机器学习作业(七)非监督学习——Matlab实现
题目下载【传送门】
第1题
简述:实现K-means聚类,并应用到图像压缩上。
第1步:实现kMeansInitCentroids函数,初始化聚类中心:
function centroids = kMeansInitCentroids(X, K) % You should return this values correctly centroids = zeros(K, size(X, 2)); randidx = randperm(size(X, 1)); centroids = X(randidx(1:K), :); end
第2步:实现findClosestCentroids函数,进行样本点的分类:
function idx = findClosestCentroids(X, centroids)
% Set K
K = size(centroids, 1);
% You need to return the following variables correctly.
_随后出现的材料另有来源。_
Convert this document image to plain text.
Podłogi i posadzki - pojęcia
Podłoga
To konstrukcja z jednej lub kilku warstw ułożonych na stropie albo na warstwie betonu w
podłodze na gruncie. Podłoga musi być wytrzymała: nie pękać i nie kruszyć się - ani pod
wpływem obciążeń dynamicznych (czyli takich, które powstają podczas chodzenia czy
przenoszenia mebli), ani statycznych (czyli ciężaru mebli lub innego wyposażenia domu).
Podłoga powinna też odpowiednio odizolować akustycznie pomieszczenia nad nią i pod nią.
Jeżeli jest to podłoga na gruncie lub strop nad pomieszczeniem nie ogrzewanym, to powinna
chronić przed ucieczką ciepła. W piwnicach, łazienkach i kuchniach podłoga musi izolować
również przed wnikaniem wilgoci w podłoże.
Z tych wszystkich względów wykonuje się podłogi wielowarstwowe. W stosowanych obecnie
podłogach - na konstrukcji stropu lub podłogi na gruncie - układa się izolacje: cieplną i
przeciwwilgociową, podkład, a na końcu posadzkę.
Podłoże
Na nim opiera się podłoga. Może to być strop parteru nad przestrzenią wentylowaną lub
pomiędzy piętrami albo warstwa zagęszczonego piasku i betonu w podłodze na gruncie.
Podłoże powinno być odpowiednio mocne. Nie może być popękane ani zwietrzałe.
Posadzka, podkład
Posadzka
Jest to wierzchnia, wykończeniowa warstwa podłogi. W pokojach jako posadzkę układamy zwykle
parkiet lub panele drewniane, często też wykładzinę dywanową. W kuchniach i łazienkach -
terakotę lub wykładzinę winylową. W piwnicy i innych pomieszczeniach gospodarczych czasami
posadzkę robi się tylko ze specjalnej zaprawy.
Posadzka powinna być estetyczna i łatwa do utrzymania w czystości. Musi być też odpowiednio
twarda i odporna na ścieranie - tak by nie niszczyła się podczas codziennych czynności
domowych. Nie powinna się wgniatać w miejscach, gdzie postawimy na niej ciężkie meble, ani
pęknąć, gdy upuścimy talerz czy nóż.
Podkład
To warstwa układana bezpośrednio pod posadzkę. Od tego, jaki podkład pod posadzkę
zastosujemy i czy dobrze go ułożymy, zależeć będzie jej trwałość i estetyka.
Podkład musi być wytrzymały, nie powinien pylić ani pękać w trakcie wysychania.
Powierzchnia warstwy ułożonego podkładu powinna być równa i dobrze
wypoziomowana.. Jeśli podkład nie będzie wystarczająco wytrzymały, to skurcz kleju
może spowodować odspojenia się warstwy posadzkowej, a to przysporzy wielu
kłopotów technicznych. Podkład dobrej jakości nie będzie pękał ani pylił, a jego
idx = zeros(size(X,1), 1);
for i = 1:size(X, 1),
indexMin = 1;
valueMin = norm(X(i,:) - centroids(1,:));
for j = 2:K,
valueTemp = norm(X(i,:) - centroids(j,:));
if valueTemp < valueMin,
valueMin = valueTemp;
indexMin = j;
end
end
idx(i, 1) = indexMin;
end
end
第3步:实现computeCentroids函数,计算聚类中心:
function centroids = computeCentroids(X, idx, K)
% Useful variables
[m n] = size(X);
% You need to return the following variables correctly.
centroids = zeros(K, n);
centSum = zeros(K, n);
centNum = zeros(K, 1);
for i = 1:m,
centSum(idx(i, 1), :) = centSum(idx(i, 1), :) + X(i, :);
centNum(idx(i, 1), 1) = centNum(idx(i, 1), 1) + 1;
end
for i = 1:K,
centroids(i, :) = centSum(i, :) ./ centNum(i, 1);
end
end
第4步:实现runkMeans函数,完成k-Means聚类:
function [centroids, idx] = runkMeans(X, initial_centroids, ...
max_iters, plot_progress)
% Set default value for plot progress
if ~exist('plot_progress', 'var') || isempty(plot_progress)
plot_progress = false;
end
% Plot the data if we are plotting progress
if plot_progress
figure;
hold on;
end
% Initialize values
[m n] = size(X);
K = size(initial_centroids, 1);
centroids = initial_centroids;
previous_centroids = centroids;
idx = zeros(m, 1);
% Run K-Means
for i=1:max_iters
% Output progress
fprintf('K-Means iteration %d/%d...\n', i, max_iters);
if exist('OCTAVE_VERSION')
fflush(stdout);
end
% For each example in X, assign it to the closest centroid
idx = findClosestCentroids(X, centroids);
% Optionally, plot progress here
if plot_progress
plotProgresskMeans(X, centroids, previous_centroids, idx, K, i);
previous_centroids = centroids;
fprintf('Press enter to continue.\n');
pause;
end
% Given the memberships, compute new centroids
centroids = computeCentroids(X, idx, K);
end
% Hold off if we are plotting progress
if plot_progress
hold off;
end
end
第5步:读取数据文件,完成二维数据的聚类:
% Load an example dataset
load('ex7data2.mat');
% Settings for running K-Means
K = 3;
max_iters = 10;
initial_centroids = [3 3; 6 2; 8 5];
% Run K-Means algorithm. The 'true' at the end tells our function to plot
% the progress of K-Means
[centroids, idx] = runkMeans(X, initial_centroids, max_iters, true);
fprintf('\nK-Means Done.\n\n');
运行结果:
第6步:读取图片文件,完成图片颜色的聚类,转为16种颜色:
% Load an image of a bird
A = double(imread('bird_small.png'));
% If imread does not work for you, you can try instead
% load ('bird_small.mat');
A = A / 255; % Divide by 255 so that all values are in the range 0 - 1
% Size of the image
img_size = size(A);
% Reshape the image into an Nx3 matrix where N = number of pixels.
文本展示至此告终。